A language of United States

Alternate Names
Kolosch, Kolosh, Thlinget, Tlinkit

1,240 (2015 census), decreasing. 500 fluent speakers (Golla 2007). Ethnic population: 10,000 (1995 M. Krauss). Total users in all countries: 1,242.


Alaska: Carcross-Tagish inland, Ketchikan south to Yakutat north.

Language Status

8a (Moribund). Recognized language (2014, Official Languages of Alaska Law as amended, Alaska Statute 44.12.310). Language of registered tribe: Angoon Community Association, Central Council of the Tlingit & Haida Indian Tribes, Chilkat Indian Village (Klukwan), Chilkoot Indian Association (Haines), Craig Community Association, Douglas Indian Association, Hoonah Indian Association, Ketchikan Indian Corporation, Klawock Cooperative Association, Organized Village of Kake, Organized Village of Saxman, Petersburg Indian Association, Sitka Tribe of Alaska, Skagway Village, Wrangell Cooperative Association, Yakutat Tlingit Tribe.



Language Use

Mainly older adults, no children.
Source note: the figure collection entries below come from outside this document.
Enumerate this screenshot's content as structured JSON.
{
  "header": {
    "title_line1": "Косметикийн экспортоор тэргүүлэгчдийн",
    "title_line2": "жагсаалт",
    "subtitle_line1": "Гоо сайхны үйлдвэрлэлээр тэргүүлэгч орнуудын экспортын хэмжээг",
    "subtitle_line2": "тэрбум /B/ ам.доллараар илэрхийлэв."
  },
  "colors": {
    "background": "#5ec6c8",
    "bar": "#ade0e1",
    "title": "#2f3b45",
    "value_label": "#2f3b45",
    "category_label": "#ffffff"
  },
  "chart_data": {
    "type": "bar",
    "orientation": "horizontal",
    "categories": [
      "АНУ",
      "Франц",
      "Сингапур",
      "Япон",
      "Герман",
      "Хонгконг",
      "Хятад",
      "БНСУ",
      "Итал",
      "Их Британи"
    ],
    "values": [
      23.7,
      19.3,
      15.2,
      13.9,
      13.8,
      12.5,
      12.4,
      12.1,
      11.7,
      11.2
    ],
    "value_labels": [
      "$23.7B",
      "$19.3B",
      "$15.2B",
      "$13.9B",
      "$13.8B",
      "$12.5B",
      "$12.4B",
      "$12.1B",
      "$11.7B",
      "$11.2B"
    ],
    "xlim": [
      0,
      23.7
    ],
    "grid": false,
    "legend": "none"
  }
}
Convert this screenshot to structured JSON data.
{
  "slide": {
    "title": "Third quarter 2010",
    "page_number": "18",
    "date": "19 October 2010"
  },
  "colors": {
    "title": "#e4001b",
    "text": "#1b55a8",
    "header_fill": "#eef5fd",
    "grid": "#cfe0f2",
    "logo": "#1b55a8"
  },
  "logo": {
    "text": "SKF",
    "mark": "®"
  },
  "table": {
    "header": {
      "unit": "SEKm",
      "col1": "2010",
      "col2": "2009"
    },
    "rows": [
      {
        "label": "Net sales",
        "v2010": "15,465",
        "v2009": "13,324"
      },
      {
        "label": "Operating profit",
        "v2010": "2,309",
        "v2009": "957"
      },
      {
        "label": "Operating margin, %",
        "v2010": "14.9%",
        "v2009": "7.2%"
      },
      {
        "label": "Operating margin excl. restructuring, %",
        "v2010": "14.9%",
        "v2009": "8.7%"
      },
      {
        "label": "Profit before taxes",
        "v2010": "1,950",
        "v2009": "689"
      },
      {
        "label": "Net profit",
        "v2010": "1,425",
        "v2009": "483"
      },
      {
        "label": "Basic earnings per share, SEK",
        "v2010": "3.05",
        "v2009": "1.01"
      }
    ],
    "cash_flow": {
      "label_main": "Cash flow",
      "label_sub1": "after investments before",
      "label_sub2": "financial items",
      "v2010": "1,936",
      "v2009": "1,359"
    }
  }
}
Also use English [eng], as L1 or L2.

Language Development
Practical writing system developed in the 1960s. Radio. Dictionary. Grammar. Bible portions: 1969.

Cyrillic script [Cyrl]. Latin script [Latn].

Other Comments

Rich documentation of Tlingit literature and oratory in publications by Nora and Richard Dauenhauer (Golla 2007).